Pendidikan dasar berfokus untuk membantu siswa memperoleh
pengetahuan, keterampilan, nilai-nilai dan perspektif yang mendorong
penghidupan yang berkelanjutan dan terus mendukung warga untuk
menjalani kehidupan yang berkelanjutan.
b. Reorientasi program pendidikan yang ada untuk mengatasi keberlanjutan
Reorientasi pendidikan membutuhkan revisi pendidikan sejak dini
perawatan anak dan melalui pendidikan tinggi. Itu membutuhkan
Memikirkan kembali apa yang diajarkan, bagaimana itu diajarkan, dan apa
adanya dinilai, dengan keberlanjutan sebagai tema sentral. Ini adalah
proses berorientasi masa depan karena murid hari ini akan harus mampu
mengatasi tantangan masa depan, yang akan membutuhkan kreativitas
serta keterampilan analisis dan pemecahan masalah.

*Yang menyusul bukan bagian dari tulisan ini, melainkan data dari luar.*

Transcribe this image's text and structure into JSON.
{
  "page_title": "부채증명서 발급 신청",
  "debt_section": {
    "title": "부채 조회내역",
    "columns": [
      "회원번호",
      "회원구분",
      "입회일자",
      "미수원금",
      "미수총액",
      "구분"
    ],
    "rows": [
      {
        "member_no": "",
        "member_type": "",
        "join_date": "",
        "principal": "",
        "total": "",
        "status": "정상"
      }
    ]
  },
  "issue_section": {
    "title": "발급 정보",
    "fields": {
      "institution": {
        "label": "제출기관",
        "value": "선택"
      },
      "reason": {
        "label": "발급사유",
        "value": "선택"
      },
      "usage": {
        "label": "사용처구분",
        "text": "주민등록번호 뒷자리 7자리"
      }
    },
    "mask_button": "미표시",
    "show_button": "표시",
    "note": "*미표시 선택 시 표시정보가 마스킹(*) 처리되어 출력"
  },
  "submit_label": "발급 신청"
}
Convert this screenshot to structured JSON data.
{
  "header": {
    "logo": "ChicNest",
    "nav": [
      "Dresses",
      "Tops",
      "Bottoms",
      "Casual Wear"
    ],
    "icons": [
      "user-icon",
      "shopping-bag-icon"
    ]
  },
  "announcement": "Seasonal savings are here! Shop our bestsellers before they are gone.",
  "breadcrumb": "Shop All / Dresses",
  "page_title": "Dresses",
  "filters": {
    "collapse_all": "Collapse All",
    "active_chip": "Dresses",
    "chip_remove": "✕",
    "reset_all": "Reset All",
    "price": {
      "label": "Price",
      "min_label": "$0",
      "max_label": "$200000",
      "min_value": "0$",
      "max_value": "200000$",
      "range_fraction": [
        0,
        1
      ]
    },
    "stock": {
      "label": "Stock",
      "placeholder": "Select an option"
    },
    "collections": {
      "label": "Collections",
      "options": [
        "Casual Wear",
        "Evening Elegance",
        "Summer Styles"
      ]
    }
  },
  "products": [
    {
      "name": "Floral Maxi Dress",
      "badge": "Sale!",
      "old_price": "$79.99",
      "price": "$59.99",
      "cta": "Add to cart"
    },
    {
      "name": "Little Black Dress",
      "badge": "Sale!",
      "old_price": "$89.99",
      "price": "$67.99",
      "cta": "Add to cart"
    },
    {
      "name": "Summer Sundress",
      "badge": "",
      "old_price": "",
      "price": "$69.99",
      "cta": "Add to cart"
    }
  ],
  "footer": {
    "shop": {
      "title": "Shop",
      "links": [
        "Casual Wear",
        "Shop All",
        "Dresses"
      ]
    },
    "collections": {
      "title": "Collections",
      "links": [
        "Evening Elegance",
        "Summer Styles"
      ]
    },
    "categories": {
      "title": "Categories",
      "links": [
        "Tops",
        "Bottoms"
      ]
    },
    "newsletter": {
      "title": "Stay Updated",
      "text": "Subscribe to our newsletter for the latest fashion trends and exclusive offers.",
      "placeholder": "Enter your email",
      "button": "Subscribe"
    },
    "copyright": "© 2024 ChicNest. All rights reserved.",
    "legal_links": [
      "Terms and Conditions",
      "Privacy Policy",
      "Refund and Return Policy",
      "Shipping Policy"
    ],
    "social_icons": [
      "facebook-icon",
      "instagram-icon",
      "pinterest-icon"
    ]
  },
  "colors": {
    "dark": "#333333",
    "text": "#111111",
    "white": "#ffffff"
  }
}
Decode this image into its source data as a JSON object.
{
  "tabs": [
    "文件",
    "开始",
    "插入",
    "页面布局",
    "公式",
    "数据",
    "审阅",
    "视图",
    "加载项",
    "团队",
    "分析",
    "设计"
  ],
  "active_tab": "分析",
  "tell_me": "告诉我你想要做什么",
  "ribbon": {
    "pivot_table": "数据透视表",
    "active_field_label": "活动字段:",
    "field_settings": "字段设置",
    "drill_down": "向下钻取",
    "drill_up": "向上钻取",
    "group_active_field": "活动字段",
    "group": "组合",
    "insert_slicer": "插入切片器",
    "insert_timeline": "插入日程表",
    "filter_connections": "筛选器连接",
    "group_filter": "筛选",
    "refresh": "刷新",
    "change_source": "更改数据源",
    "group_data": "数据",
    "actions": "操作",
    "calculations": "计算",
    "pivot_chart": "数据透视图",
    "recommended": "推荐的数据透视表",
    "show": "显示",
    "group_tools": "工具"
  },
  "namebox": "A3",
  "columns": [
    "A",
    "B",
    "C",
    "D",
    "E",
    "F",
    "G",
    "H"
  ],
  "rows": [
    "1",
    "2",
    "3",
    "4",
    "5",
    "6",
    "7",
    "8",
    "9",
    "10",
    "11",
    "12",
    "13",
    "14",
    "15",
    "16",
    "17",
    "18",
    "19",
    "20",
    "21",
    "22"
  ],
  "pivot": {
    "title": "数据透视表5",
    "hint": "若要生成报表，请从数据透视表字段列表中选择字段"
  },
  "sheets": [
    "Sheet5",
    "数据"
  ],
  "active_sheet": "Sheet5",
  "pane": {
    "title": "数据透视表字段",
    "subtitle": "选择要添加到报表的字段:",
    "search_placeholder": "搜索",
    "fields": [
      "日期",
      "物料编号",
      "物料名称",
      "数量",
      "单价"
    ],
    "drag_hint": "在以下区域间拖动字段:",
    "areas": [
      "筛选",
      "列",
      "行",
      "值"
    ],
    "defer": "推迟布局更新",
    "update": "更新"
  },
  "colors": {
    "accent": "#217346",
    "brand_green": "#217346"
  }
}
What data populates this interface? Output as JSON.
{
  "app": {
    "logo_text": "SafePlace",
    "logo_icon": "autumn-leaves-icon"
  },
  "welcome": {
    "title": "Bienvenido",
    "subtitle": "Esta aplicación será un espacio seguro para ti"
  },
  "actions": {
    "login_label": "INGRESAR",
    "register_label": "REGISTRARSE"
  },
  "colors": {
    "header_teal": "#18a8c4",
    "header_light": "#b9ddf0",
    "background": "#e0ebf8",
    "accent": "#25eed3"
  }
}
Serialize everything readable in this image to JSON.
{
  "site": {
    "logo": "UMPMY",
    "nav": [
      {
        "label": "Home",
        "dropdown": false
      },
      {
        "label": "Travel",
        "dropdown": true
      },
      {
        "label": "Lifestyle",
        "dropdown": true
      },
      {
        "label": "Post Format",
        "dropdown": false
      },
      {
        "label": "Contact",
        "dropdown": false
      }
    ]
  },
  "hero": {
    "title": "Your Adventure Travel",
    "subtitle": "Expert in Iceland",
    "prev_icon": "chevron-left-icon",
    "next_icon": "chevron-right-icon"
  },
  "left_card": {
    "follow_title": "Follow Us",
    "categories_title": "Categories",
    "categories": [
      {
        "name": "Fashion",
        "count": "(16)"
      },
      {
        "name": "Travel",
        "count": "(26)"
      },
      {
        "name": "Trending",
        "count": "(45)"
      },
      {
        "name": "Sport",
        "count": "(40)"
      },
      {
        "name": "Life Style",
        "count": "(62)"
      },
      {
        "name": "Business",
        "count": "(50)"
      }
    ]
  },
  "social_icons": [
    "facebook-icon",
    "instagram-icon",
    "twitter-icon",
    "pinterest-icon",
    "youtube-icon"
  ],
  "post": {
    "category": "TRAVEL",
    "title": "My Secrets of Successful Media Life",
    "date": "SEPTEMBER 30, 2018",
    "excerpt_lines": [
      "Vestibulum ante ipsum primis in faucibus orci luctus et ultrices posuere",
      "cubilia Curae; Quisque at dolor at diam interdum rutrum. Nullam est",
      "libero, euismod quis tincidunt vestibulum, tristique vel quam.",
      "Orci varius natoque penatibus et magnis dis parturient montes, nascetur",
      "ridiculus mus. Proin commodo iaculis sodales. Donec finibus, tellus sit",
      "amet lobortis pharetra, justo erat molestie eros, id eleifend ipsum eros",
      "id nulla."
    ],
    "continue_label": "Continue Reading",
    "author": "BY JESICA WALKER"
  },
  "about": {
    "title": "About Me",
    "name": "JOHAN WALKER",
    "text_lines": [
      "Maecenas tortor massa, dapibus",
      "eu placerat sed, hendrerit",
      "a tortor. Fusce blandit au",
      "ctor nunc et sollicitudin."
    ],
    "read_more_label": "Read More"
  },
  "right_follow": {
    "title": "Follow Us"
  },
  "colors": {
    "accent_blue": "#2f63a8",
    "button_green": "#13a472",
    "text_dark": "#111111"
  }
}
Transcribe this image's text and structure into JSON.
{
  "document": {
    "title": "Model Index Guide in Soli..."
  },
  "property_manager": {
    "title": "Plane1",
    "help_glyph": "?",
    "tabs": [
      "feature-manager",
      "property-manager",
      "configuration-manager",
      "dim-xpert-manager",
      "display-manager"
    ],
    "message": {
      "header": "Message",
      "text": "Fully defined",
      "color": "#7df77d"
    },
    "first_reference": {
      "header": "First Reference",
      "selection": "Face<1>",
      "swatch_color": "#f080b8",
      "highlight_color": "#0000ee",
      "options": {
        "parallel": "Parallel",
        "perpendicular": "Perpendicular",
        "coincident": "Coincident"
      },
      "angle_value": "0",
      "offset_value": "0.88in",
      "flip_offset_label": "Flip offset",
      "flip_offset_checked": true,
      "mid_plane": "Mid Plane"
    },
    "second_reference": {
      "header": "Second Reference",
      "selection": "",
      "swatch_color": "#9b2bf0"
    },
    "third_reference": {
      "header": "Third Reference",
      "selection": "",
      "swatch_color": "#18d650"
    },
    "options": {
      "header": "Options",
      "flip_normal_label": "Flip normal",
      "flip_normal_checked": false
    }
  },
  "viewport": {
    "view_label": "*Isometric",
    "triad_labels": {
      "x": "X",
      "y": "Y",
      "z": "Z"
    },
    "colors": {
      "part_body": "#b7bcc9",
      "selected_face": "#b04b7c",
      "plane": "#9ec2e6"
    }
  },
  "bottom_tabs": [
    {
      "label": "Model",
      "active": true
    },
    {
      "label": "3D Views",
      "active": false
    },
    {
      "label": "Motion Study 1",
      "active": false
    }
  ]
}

c. Meningkatkan pemahaman dan kesadaran publik tentang keberlanjutan
Mencapai tujuan pembangunan berkelanjutan membutuhkan warga negara
yang memiliki pengetahuan tentang keberlanjutan dan tentang tindakan
sehari-hari yang diperlukan untuk membantu mencapai komunitas dan
tujuan keberlanjutan nasional. Warga ini akan membutuhkan pendidikan
masyarakat luas dan media yang bertanggung jawab yang berkomitmen
untuk mendorong informasi dan aktif rakyat untuk belajar sepanjang
hidup.
d. Memberikan pelatihan untuk semua sektor tenaga kerja Semua sektor
tenaga kerja dapat berkontribusi untuk lokal, regional dan keberlanjutan
nasional. Baik sektor publik maupun swasta karyawan sektor harus
menerima vokasional yang sedang berlangsung dan pelatihan profesional
diresapi dengan praktik dan prinsip keberlanjutan, sehingga semua
anggota tenaga kerja dapat mengakses pengetahuan dan keterampilan yang
diperlukan untuk membuat keputusan dan bekerja secara berkelanjutan.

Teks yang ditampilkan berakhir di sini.